2019-2020 Final Year Project Titles
Dr. Liang Tian
FSC1006, firstname.lastname@example.org, ext. 7030
Introduction to human microbiome data analysis (3 units)
Humans are colonized by many microorganisms. It is estimated that the average human body is inhabited by ten times as many non-human cells as human cells. The human microbiome refers specifically to the collective genomes of those resident microorganisms. The human-associated microbes form very complex and dynamic ecological communities, which have a crucial role in determining our health and well-being. The alterability of our microbiome offers a promising future for a variety of microbiome-based therapies such as ingesting probiotics or prebiotics, and fecal microbiota transplantation, in treating diseases associated with disrupted microbiota. In order to improve understanding of the microbial flora involved in human health and disease, the National Institutes of Health launched the Human Microbiome Project (HMP). In this project, students will explore the human microbiome datasets in HMP and different computational tools and software to analyze those data. This course aims to provide a guided study to those interested in the concepts of human microbiome and some basic skills of data analysis.

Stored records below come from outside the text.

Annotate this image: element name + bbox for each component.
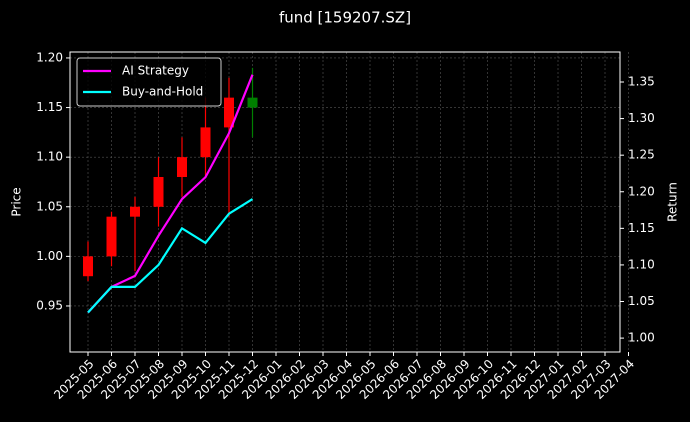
y-tick-label: 0.95 [36,298,63,312]
candle-body [200,127,211,158]
legend-box [76,57,222,107]
y2-tick-label: 1.05 [628,294,655,308]
y-axis-label: Price [10,187,24,216]
line-series [87,74,254,314]
candle-body [153,177,164,207]
y2-tick-label: 1.30 [628,111,655,125]
y-tick-label: 1.10 [36,150,63,164]
legend: AI Strategy Buy-and-Hold [76,57,222,107]
y2-tick-label: 1.25 [628,148,655,162]
line-series [87,198,254,314]
y2-axis-label: Return [666,182,680,222]
chart-title: fund [159207.SZ] [279,9,411,27]
candle-body [130,206,140,217]
y-tick-label: 1.00 [36,249,63,263]
y2-tick-label: 1.35 [628,75,655,89]
legend-label: Buy-and-Hold [122,85,203,99]
y2-tick-label: 1.20 [628,184,655,198]
candle-body [177,157,187,177]
y2-tick-label: 1.00 [628,331,655,345]
candle-body [106,216,117,257]
candle-body [83,256,93,277]
y2-tick-label: 1.10 [628,257,655,271]
candle-body [224,97,234,128]
y2-tick-label: 1.15 [628,221,655,235]
y-tick-label: 1.05 [36,199,63,213]
y-tick-label: 1.20 [36,50,63,64]
plot-frame [69,51,621,353]
y-tick-label: 1.15 [36,100,63,114]
legend-label: AI Strategy [122,64,189,78]
candle-body [247,97,258,108]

Machine-learning disease prediction model based on human gut microbiomics (3/6 units)
Based on the lower-dimension representation of the gut microbiota compositions, we plan to build an interpretable machine-learning model for disease prediction. There is often a tradeoff between accuracy and intelligibility in prediction model or classifiers. On one hand, accurate models such as boosted trees, random forests, and neural networks usually are not intelligible, but just work like a “black box”. On the other hand, intelligible models such as logistic regression, naive-Bayes, and single decision trees often have very poor accuracy. This tradeoff sometimes limits the accuracy of models that can be applied in mission-critical applications such as health care where being able to understand, validate, edit, and trust a learned model is important. In this project, students will systematically compare different machine-learning models, gain a better understanding of their intrinsic natures, and figure out the balance point which has both high accuracy and interpretability.
(3) Universal assembly principles of human microbial community (3/6 units)
A variety of microbial communities exist throughout the human body, which play a crucial role in determining our health and well-being. Surveys of human microbiome revealed that the taxonomic composition of the microbial community is highly diverse and personalized, while its functional capacity is strikingly conserved across individuals. This observation implies a universal organizational principle exist in microbial community assembly. Although this organizational principle is thought to underlie the stability and resilience of the human microbiome, its origin is elusive. This project aims at identifying the organizational principle in the human microbial community by characterizing its genomic content network --- a bipartite network that links microbes to the genes in their genomes. The students will use a semi-automated scheme that decomposes a large genomic content network into subnetworks to facilitate systematic analysis of the network structure and its assembly rules. An interpretable genome evolution model will be built to fit the real data, which explains how selective pressures result in the observed microbial community assembly. This project aims at providing a mechanistic understanding of human microbial community assembly, which is critical for developing functional-based diagnostics and therapeutics.